« L’esclavage au Mali » est un ouvrage de 161 pages, réalisé par un groupe d’universitaires sous la direction de Naffet Keïta. Présenté hier à la presse, il consacre un travail de recherche sur l’esclavage au Mali à travers les régions de Kayes, Mopti, Gao et Tombouctou.
Bien qu’ayant été condamnés en des termes clairs par le droit international, l’esclavage et les pratiques assimilées continuent de persister dans de nombreuses localités de notre pays. La thématique a inspiré un livre chez un groupe de chercheurs, sous la houlette de Naffet Keïta, professeur à la Faculté des lettres, langues, art et sciences humaines (FLASH) de l’Université de Bamako.
Publié par les éditions “L’Harmattan”, “L’esclavage au Mali” est un ouvrage qui confronte plusieurs sources et données sur l’esclavage contemporain dans notre pays à partir des mémoires locales d’esclaves, de descendants d’esclaves, d’affranchis et de maitres d’esclaves dans quatre régions où la pratique est réputée très développée. Il s’agit notamment des régions de Kayes, Mopti, Tombouctou et Gao.
“Les données recueillies et analysées montrent que l’esclavage existe aujourd’hui au Mali et révèlent les processus complexes de reproduction et de maintien de groupes de personnes en situation et condition d’esclavage. Elles montrent aussi des modes d’affranchissement en dehors des cadres normatifs de l’abolition”, nous explique l’auteur au cours d’un entretien qu’il nous a accordé.
Pour Nafflet Keïta, la problématique de cette question réside dans la définition même du terme. Dans le contexte malien, argue l’auteur, “il faut faire la différence entre le statut d’esclave et la condition de l’esclavage”. Le statut, précise-t-il, est à situer du côté des représentations, de l’idéologie qui instituent, légitiment et rendent acceptable le statut servile aux yeux de la société. Or, poursuit le chercheur, la condition, elle désigne la situation que vit la personne sur laquelle s’exerce les attributs du droit de propriété ou certains d’entre eux.
” La condition et le statut d’esclave sont en passe de devenir des oublis de l’histoire du pays, faute d’espace public national réceptif, non seulement à la restitution de ces mémoires, mais aussi à leur actualité”, remarque l’universitaire. Qui s’interroge en ces termes : si ” la disparition des mémoires d’esclaves n’est pas sans doute la seule possibilité d’une vraie disparition de l’esclavage ? “.

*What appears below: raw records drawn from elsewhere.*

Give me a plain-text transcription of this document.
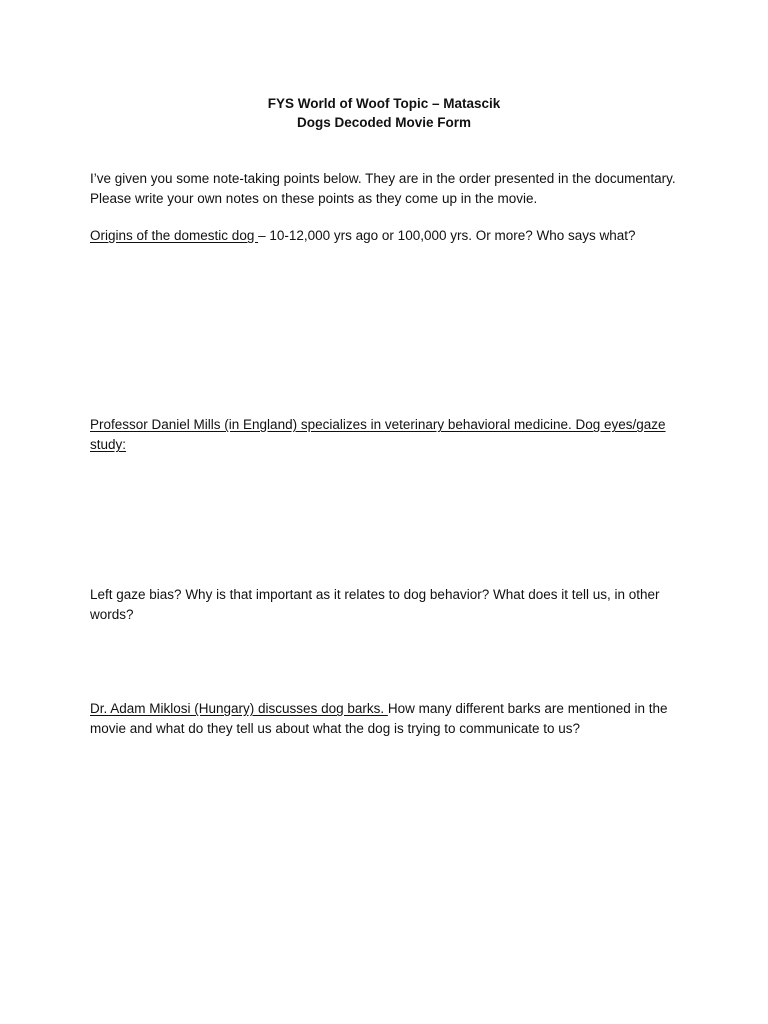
FYS World of Woof Topic – Matascik
Dogs Decoded Movie Form
I’ve given you some note-taking points below. They are in the order presented in the documentary. Please write your own notes on these points as they come up in the movie.
Origins of the domestic dog – 10-12,000 yrs ago or 100,000 yrs. Or more? Who says what?
Professor Daniel Mills (in England) specializes in veterinary behavioral medicine. Dog eyes/gaze study:
Left gaze bias? Why is that important as it relates to dog behavior? What does it tell us, in other words?
Dr. Adam Miklosi (Hungary) discusses dog barks. How many different barks are mentioned in the movie and what do they tell us about what the dog is trying to communicate to us?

Une loi à plusieurs insuffisances
La publication de cet ouvrage intervient au moment où le projet de loi interdisant l’esclavage et les pratiques assimilées se trouve sur la table de l’Assemblée nationale. Mais pour l’auteur du livre, le texte contient d’énormes insuffisances. Car, tranche-t-il, même de son adoption, il ne faut pas s’attendre à une réponse concrète à la question de l’esclavage au Mali. “Ce projet de loi, par rapport à sa lecture juridique, ne peux valablement lutter contre la pratique de l’esclavage.
” On n’y parle pas de l’esclavage en tant que tel, malheureusement…Aujourd’hui, le débat est de savoir si les gens ont conscience même que la pratique existe », s’interroge Naffet Keïta. Qui rappelle deux principales recommandations pour y faire face : mettre fin à la pratique de l’esclavage et lutter contre ses séquelles.

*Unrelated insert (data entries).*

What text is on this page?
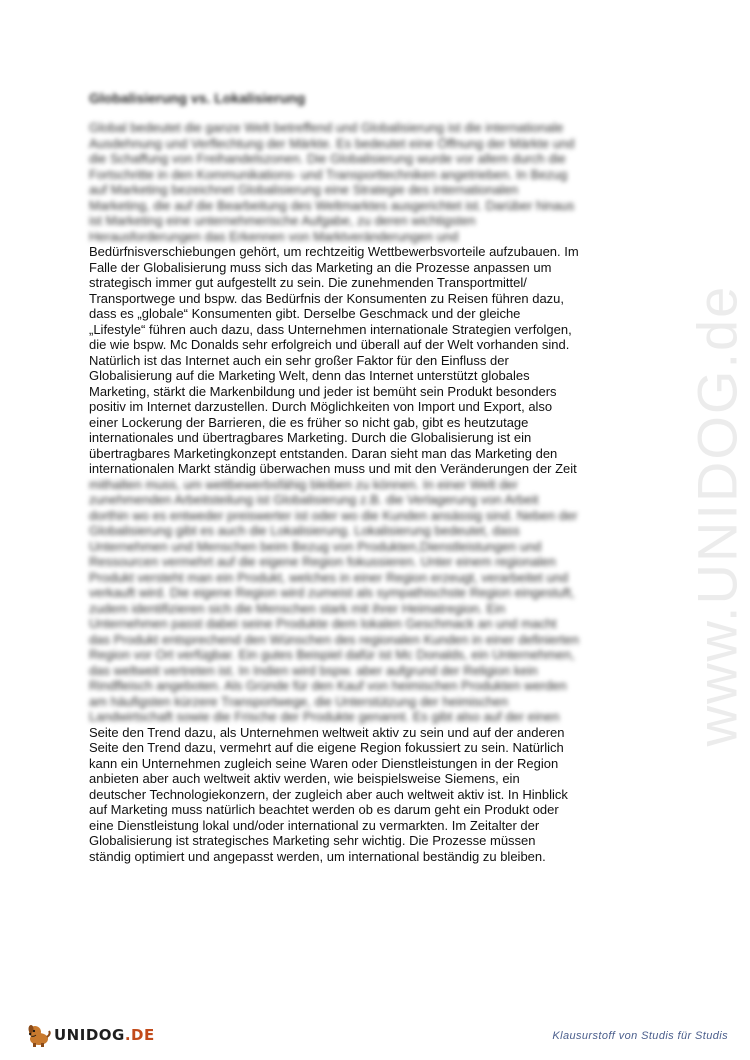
www.UNIDOG.de
Globalisierung vs. Lokalisierung
Global bedeutet die ganze Welt betreffend und Globalisierung ist die internationale
Ausdehnung und Verflechtung der Märkte. Es bedeutet eine Öffnung der Märkte und
die Schaffung von Freihandelszonen. Die Globalisierung wurde vor allem durch die
Fortschritte in den Kommunikations- und Transporttechniken angetrieben. In Bezug
auf Marketing bezeichnet Globalisierung eine Strategie des internationalen
Marketing, die auf die Bearbeitung des Weltmarktes ausgerichtet ist. Darüber hinaus
ist Marketing eine unternehmerische Aufgabe, zu deren wichtigsten
Herausforderungen das Erkennen von Marktveränderungen und
Bedürfnisverschiebungen gehört, um rechtzeitig Wettbewerbsvorteile aufzubauen. Im
Falle der Globalisierung muss sich das Marketing an die Prozesse anpassen um
strategisch immer gut aufgestellt zu sein. Die zunehmenden Transportmittel/
Transportwege und bspw. das Bedürfnis der Konsumenten zu Reisen führen dazu,
dass es „globale“ Konsumenten gibt. Derselbe Geschmack und der gleiche
„Lifestyle“ führen auch dazu, dass Unternehmen internationale Strategien verfolgen,
die wie bspw. Mc Donalds sehr erfolgreich und überall auf der Welt vorhanden sind.
Natürlich ist das Internet auch ein sehr großer Faktor für den Einfluss der
Globalisierung auf die Marketing Welt, denn das Internet unterstützt globales
Marketing, stärkt die Markenbildung und jeder ist bemüht sein Produkt besonders
positiv im Internet darzustellen. Durch Möglichkeiten von Import und Export, also
einer Lockerung der Barrieren, die es früher so nicht gab, gibt es heutzutage
internationales und übertragbares Marketing. Durch die Globalisierung ist ein
übertragbares Marketingkonzept entstanden. Daran sieht man das Marketing den
internationalen Markt ständig überwachen muss und mit den Veränderungen der Zeit
mithalten muss, um wettbewerbsfähig bleiben zu können. In einer Welt der
zunehmenden Arbeitsteilung ist Globalisierung z.B. die Verlagerung von Arbeit
dorthin wo es entweder preiswerter ist oder wo die Kunden ansässig sind. Neben der
Globalisierung gibt es auch die Lokalisierung. Lokalisierung bedeutet, dass
Unternehmen und Menschen beim Bezug von Produkten,Dienstleistungen und
Ressourcen vermehrt auf die eigene Region fokussieren. Unter einem regionalen
Produkt versteht man ein Produkt, welches in einer Region erzeugt, verarbeitet und
verkauft wird. Die eigene Region wird zumeist als sympathischste Region eingestuft,
zudem identifizieren sich die Menschen stark mit ihrer Heimatregion. Ein
Unternehmen passt dabei seine Produkte dem lokalen Geschmack an und macht
das Produkt entsprechend den Wünschen des regionalen Kunden in einer definierten
Region vor Ort verfügbar. Ein gutes Beispiel dafür ist Mc Donalds, ein Unternehmen,
das weltweit vertreten ist. In Indien wird bspw. aber aufgrund der Religion kein
Rindfleisch angeboten. Als Gründe für den Kauf von heimischen Produkten werden
am häufigsten kürzere Transportwege, die Unterstützung der heimischen
Landwirtschaft sowie die Frische der Produkte genannt. Es gibt also auf der einen
Seite den Trend dazu, als Unternehmen weltweit aktiv zu sein und auf der anderen
Seite den Trend dazu, vermehrt auf die eigene Region fokussiert zu sein. Natürlich
kann ein Unternehmen zugleich seine Waren oder Dienstleistungen in der Region
anbieten aber auch weltweit aktiv werden, wie beispielsweise Siemens, ein
deutscher Technologiekonzern, der zugleich aber auch weltweit aktiv ist. In Hinblick
auf Marketing muss natürlich beachtet werden ob es darum geht ein Produkt oder
eine Dienstleistung lokal und/oder international zu vermarkten. Im Zeitalter der
Globalisierung ist strategisches Marketing sehr wichtig. Die Prozesse müssen
ständig optimiert und angepasst werden, um international beständig zu bleiben.
UNIDOG.DE	Klausurstoff von Studis für Studis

En réponse à cette question de la solution à adopter, le chercheur recommande que la loi sévisse en se servant du 1 er article de la Constitution de notre pays, qui stipule que “les gens naissent libres et égaux “. En clair, conclue M. Keïta, la lutte contre l’esclavage n’est pas contre une communauté. Mais une question de respect de la dignité de la personne humaine.